For nuclear theorists, the overarching challenge is to develop a comprehensive description of nuclei and their reactions, grounded in the fundamental interactions between the constituent nucleons with quantifiable uncertainties to maximize predictive power. As experimental frontiers have shifted to the study of rare isotopes, the predictive power of successful phenomenological approaches like the shell model and density functional theory is challenged by the scarcity of nearby experimental data to constrain model parameters. Therefore, it is expected that few-body and many-body methods will play an increasingly prominent role to help improve the predictive power of such “data driven” methods as experiment moves deeper into largely unexplored regions of the nuclear chart.
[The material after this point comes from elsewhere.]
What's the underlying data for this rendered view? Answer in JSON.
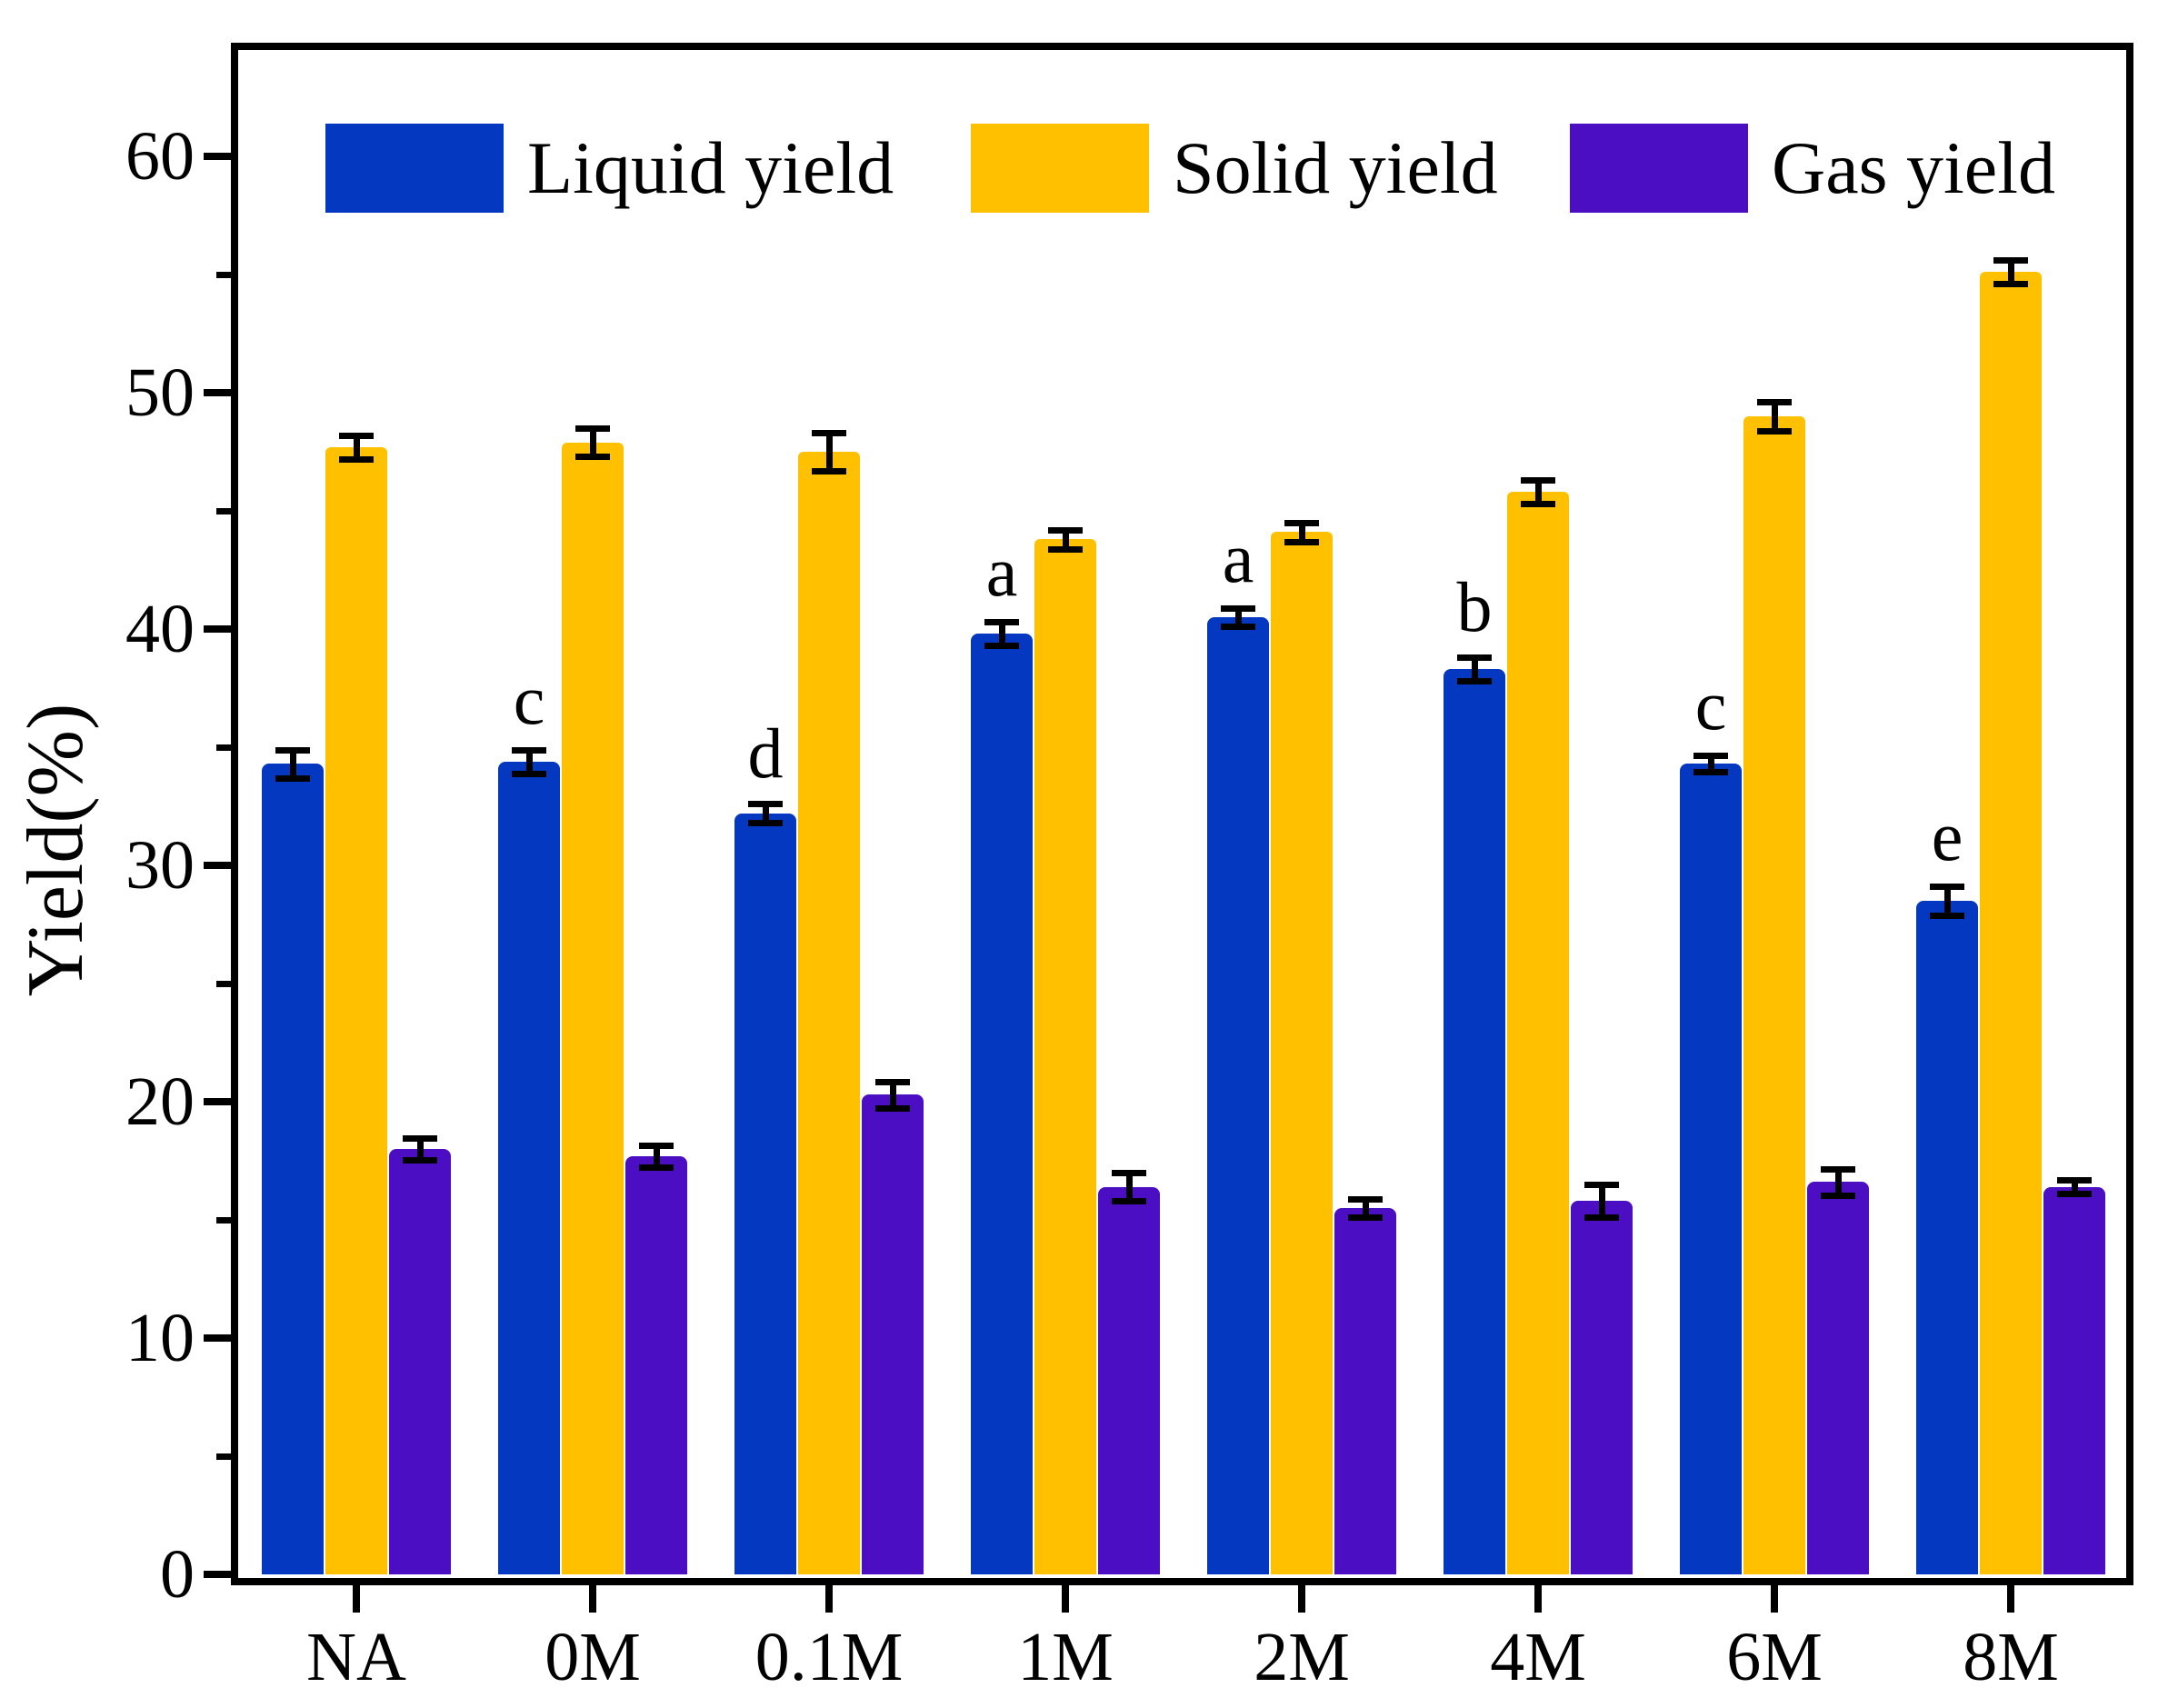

To understand why nuclear matter is stable, and thereby shed light on the limits of nuclear stability, is one of the overarching aims and intellectual challenges of basic research in nuclear physics. To relate the stability of matter to the underlying fundamental forces and particles of nature as manifested in nuclear matter, is central to present and planned rare isotope facilities. From a theoretical standpoint, this involves understanding how the basic building blocks of Nature interact and conspire to build up atomic nuclei as we know them, with the aim to understand what makes visible matter stable. The theoretical efforts span from methods like lattice quantum chromodynamics, via effective field theories to many-body theories applied to atomic nuclei and infinite nuclear matter. All these methods rely on theoretical approximations whose applicabilities are often limited by the dimensionality of the specific problem being studied. In recent years, there has been considerable progress in developing quantum-computing algorithms applied to quantum many-body systems, with the hope to circumvent many of the classically intractable problems.
This proposal for a Nuclear Talent school aims at bringing together the efforts of nuclear many-body theorists, quantum information theorists, and mathematicians in order to present and discuss algorithms for studying nuclear systems using recent progress in quantum information theory.